Wir im Doppelpack, da müssen sich die Ärzte in Acht nehmen! Die doppelte Portion Intuition lässt sich nicht allzu leicht überzeugen, die doppelte Portion Stärke kriegt man nicht so schnell klein. Unsere Mutter-Tochter-Einheit ist eine ernst zu nehmende Konkurrenz. Wenn man damit keine Chance auf Heilung hat, wann dann?

Liebe Leserin, lieber Leser, du bist mir wichtig!
Was/Wer ist dein Wegbegleiter?
Was/Wer stärkt dich?
Was/Wer hilft dir an dich zu glauben?
Der Freibrief

Der Freibrief

Erst Knall, dann Fall! Alles habe ich verloren. Es ist ungewiss, ob ich jemals in meinen Beruf zurückkehren werde. Ich bezweifle sogar, ob ich wieder zu mir selbst finden werde. Einst war ich dynamisch, autark, voller Ideen und Zukunftsträume. Jetzt raubt mir die Diagnose Stück für Stück meine Lebensenergie. So kraftlos, abhängig und zukunftslos erkenne ich mich nicht mehr. Der einzige Trost ist, dass es nicht schlimmer werden kann. Ganz unten bin ich angelangt und warte nun darauf, dass die Lebensspirale wieder nach oben steigt. Die Stimmen in meinem „Kopfkino“ raten mir: Nütze das aus! Du kannst aus der Rolle fallen und musst dich nicht einmal entschuldigen. Bei so einem miesen Schicksal ist alles erlaubt. Mein „Herzkino“ ist am Ende des Films angelangt und prahlt mit allem, was es zu bieten hat: Weltschmerz, Herzschmerz und Selbstmitleid. In den Tränenfluten wird es mir plötzlich bewusst. Jetzt oder nie! Ich hab den Freibrief erhalten, alles zu tun, was ich möchte. Keiner schaut mich in meiner Notlage schief an. Im Gegenteil, mein Umfeld dankt es mir, wenn ich mich sinnvoll beschäftige, anstatt im Tränenmeer zu ertrinken. Für jede noch so verrückte Idee bekomme ich sogar Zuspruch. Das ist der beste Moment, das zu leben, was man sich bisher nicht traute. Der Kritiker in mir – der sich für gewöhnlich so anhört: Das ist unmöglich. Das ergibt keinen Sinn. Das kannst du doch gar nicht. – hält sich erschöpft zurück und genießt seine Pause. Denn im Grunde hat er das Zweifeln endgültig satt. Seit meiner Erkrankung ergibt nämlich alles keinen Sinn mehr.

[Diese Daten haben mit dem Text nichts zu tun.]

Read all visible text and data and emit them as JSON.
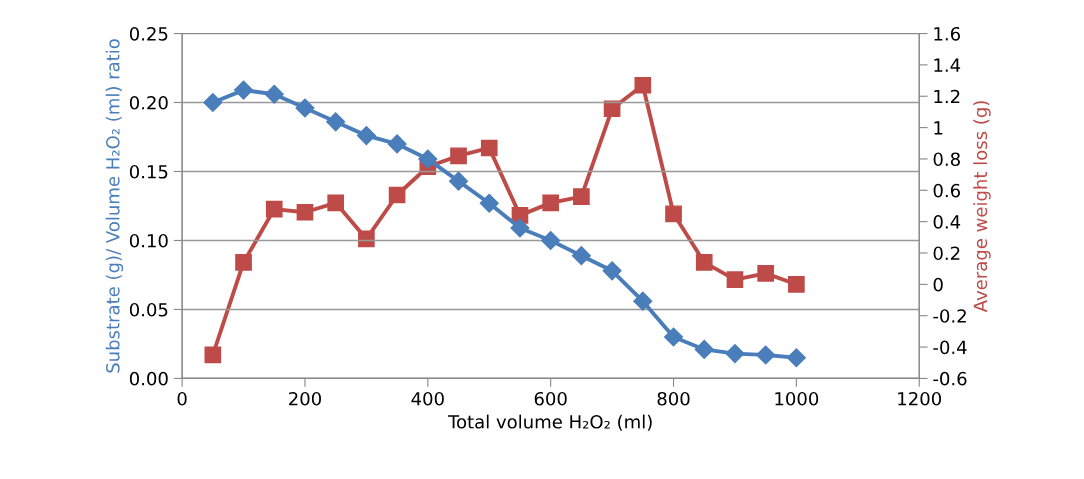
{
  "chart_data": {
    "type": "line",
    "xlabel": "Total volume H₂O₂ (ml)",
    "ylabel": "Substrate (g)/ Volume H₂O₂ (ml) ratio",
    "y2label": "Average weight loss (g)",
    "x": [
      50,
      100,
      150,
      200,
      250,
      300,
      350,
      400,
      450,
      500,
      550,
      600,
      650,
      700,
      750,
      800,
      850,
      900,
      950,
      1000
    ],
    "series": [
      {
        "color": "#4a7ebb",
        "marker": "diamond",
        "values": [
          0.2,
          0.209,
          0.206,
          0.196,
          0.186,
          0.176,
          0.17,
          0.159,
          0.143,
          0.127,
          0.109,
          0.1,
          0.089,
          0.078,
          0.056,
          0.03,
          0.021,
          0.018,
          0.017,
          0.015
        ]
      },
      {
        "color": "#be4b48",
        "marker": "square",
        "axis": "y2",
        "values": [
          -0.45,
          0.14,
          0.48,
          0.46,
          0.52,
          0.29,
          0.57,
          0.75,
          0.82,
          0.87,
          0.44,
          0.52,
          0.56,
          1.12,
          1.27,
          0.45,
          0.14,
          0.03,
          0.07,
          0.0
        ]
      }
    ],
    "xlim": [
      0,
      1200
    ],
    "xticks": [
      0,
      200,
      400,
      600,
      800,
      1000,
      1200
    ],
    "ylim": [
      0,
      0.25
    ],
    "yticks": [
      {
        "value": 0,
        "label": "0.00"
      },
      0.05,
      {
        "value": 0.1,
        "label": "0.10"
      },
      0.15,
      {
        "value": 0.2,
        "label": "0.20"
      },
      0.25
    ],
    "y2lim": [
      -0.6,
      1.6
    ],
    "y2ticks": [
      -0.6,
      -0.4,
      -0.2,
      0,
      0.2,
      0.4,
      0.6,
      0.8,
      1,
      1.2,
      1.4,
      1.6
    ],
    "grid": "y",
    "legend": false,
    "line_style": "solid"
  }
}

Auf diese Weise kam ich zu meinem Spaßberuf, der Schriftstellerei. In unserer Gesellschaft ist man ergebnisorientiert: Wir definieren den eigenen Wert über Geld, Macht, Luxus, Lob, Anerkennung… Es muss sich lohnen! Durch die Vernunft aber existieren wir nur, erst die Leidenschaften machen uns lebendig. Endlich bin ich frei von den Fesseln unserer Welt. Ich schreibe nur für mich, weil es mir gut tut. Das Schreiben schenkt mir Leichtigkeit. Es räumt in meiner Seele auf und schafft Platz zum Lachen und Träumen. So sehe ich klarer und gehe meinen Weg selbstbewusster. Als treuer Seelentröster bringt es mich sogar im Krankenhaus auf gute Gedanken. Somit habe ich eine Geheimwaffe gefunden, die immer funktioniert. Die einzigen Voraussetzungen sind Zeit und Muße. Für viele ist das Luxus, sie strampeln sich in ihrem Alltag ab, um ein bisschen davon für sich zu reservieren. Heute steht kein Berg vor mir, den ich noch abarbeiten muss. Im Gegenteil, ich sehe wunderschöne Täler, in denen ich wandeln kann als die Person, die mir gerade gefällt. Jeden Tag kommt ein neuer Himmel, eine weitere Chance zum Anderssein. Dieser Freibrief ist ein Stück Freiheit, die ich mir nie wieder nehmen lasse.

Liebe Leserin, lieber Leser, du bist mir wichtig!
Was ist dein Freibrief?
Welche Aktivitäten schenken dir Lebensmut?
Was ist dein Ventil, um mit deiner Trauer klar zu kommen?